(更新正在努力趕來的路上,晚點再替換)
氣氛一度十分尷尬,好在羅漢果也已經習慣了出糗,很快就把心態調節好,轉而緊盯著何文森,這裡沒點餐的就只剩下他了,五福星中,就數羅漢果對何文森瞭解得最少,但從昨晚辦理入住手續的時候,全程都是霸王花在主持,他就知道這貨肯定也不會島國語。
羅漢果的動作像是一種提醒,原本正大快朵頤的犀牛皮,花旗參和大生地三人也放慢了動作,看著何文森的表演,本來就因為霸王花的事情對他憋了一肚子氣,要是能看到他出糗的話,就再好不過了。
可惜他們卻註定要失望了,何文森早就預想到會有這麼一幕,敢看別人笑話,就必然有不被看笑話的準備,雖然他不懂島國語,英語也只是半吊子,但這並不代表著他就要學犀牛皮他們那樣用肢體語言。
只見何文森叫過了服務員,然後指了指鄰桌那邊邊顧客正在吃的披薩,服務員就立馬心領神會的去為他準備去了,全程只是抬了抬手,比起犀牛皮他們又是學雞叫,又是露械的,簡直不要太輕鬆。
幾分鐘後,看著剛送上來,熱氣騰騰的披薩,犀牛皮四人有點懵,全然沒想到竟然還有這麼簡單的方式,跟何文森比起來,他們那滑稽的點餐方式,簡直丟臉丟到姥姥家了,一個個頓時不再說話,專心埋頭進食,只有羅漢果委屈巴巴的看著自己身前的蘑菇丁,何文森看他可憐,便將披薩分了幾塊給他,反正自己也吃不完。

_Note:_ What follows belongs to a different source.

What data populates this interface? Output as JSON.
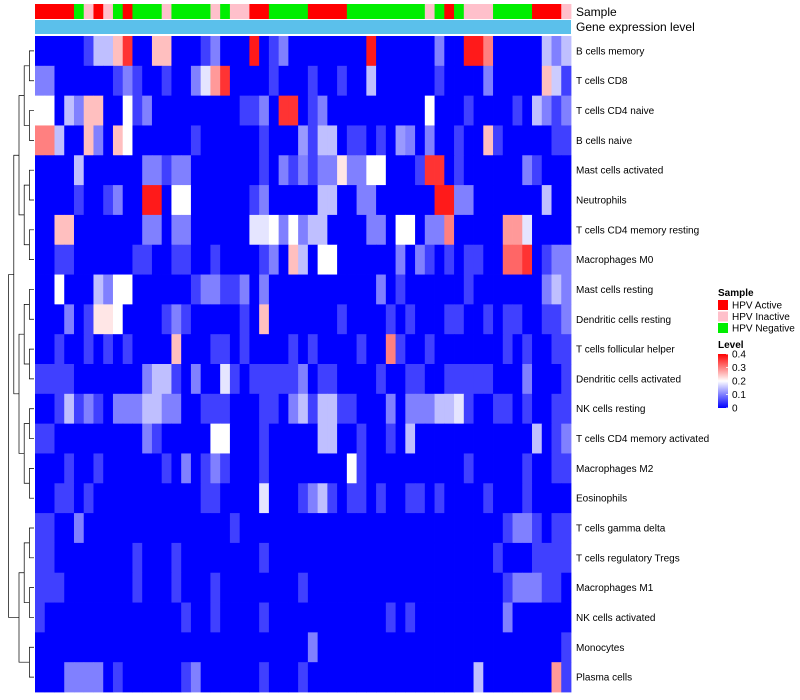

等他們都吃得差不多的時候,霸王花和鷓鴣菜剛好從外面回來,從他們滿是灰塵的衣服上可以看出,先前肯定經歷過一番搏鬥,不過在他們的身後,何文森並未發現陳家駒的身影,按照計劃,他會在暗中給予何文森他們支援,畢竟他的身份已經暴露,要是跟何文森他們走在一起的話,很容易引起懷疑。
“事情辦妥了?”何文森看著霸王花問道。
然而得到的卻是一聲冷哼,估計還在記恨著昨晚吃了閉門羹的事。何文森聳了聳肩,將視線轉向鷓鴣菜,見他拍了拍手中的箱子,就知道他們已經成功拿到了用來迷惑稻草人俱樂部的現鈔。
由於酒店這邊人來人往,太過複雜,何文森並沒有在這裡說出自己的計劃,一直到離開酒店,他才開口道:“接下來我們要去的地方是屬於稻草人俱樂部支援的一家地下賭場,那一帶都屬於他們的管轄範圍,所以你們一定要打起十二分精神,千萬不要暴露身份,不然後果不堪設想。”
就算何文森不提醒,鷓鴣菜和犀牛皮他們也明白這點,再說了,他們本來就是撈偏門出身的,你讓他們扮警察很難,扮劫匪?那基本是本色出演,至於霸王花就更加不用擔心了,她是特警組出身的,受過專門的訓教,絕對比何文森這個半路出家的強得多。
到了地方後,霸王花用暗語跟賭場的看門人交流了一番,便成功的進入了這家地下賭場。
裡邊的空間不大,卻人聲鼎沸,熱鬧如清晨的菜市場,時不時可以聽見一些賭徒大聲的叫喊著,雖然聽不懂他們說的什麼,但想必是在喊自己下注的那方,這點放眼全世界的賭場都一樣。
這間地下賭場的玩法比較單一,基本只有骰子一種賭具,以不同的玩法分作幾個區域,作為生面孔,何文森他們七人要做的就是炫富,裝作不自覺的透露出自己的外號,然後等著稻草人俱樂部的那幫人上鉤就行了。
觀望了一陣後,鷓鴣菜他們選擇了賭大小,這種賭法方便快捷,贏錢快,輸錢更快。才剛坐下,鷓鴣菜就從自己口袋裡掏出一大疊鈔票押了單。
“鷓鴣菜,你瘋了?一下押那麼多出去!”犀牛皮按著鷓鴣菜的手,似是想把他手機的錢給拿回去。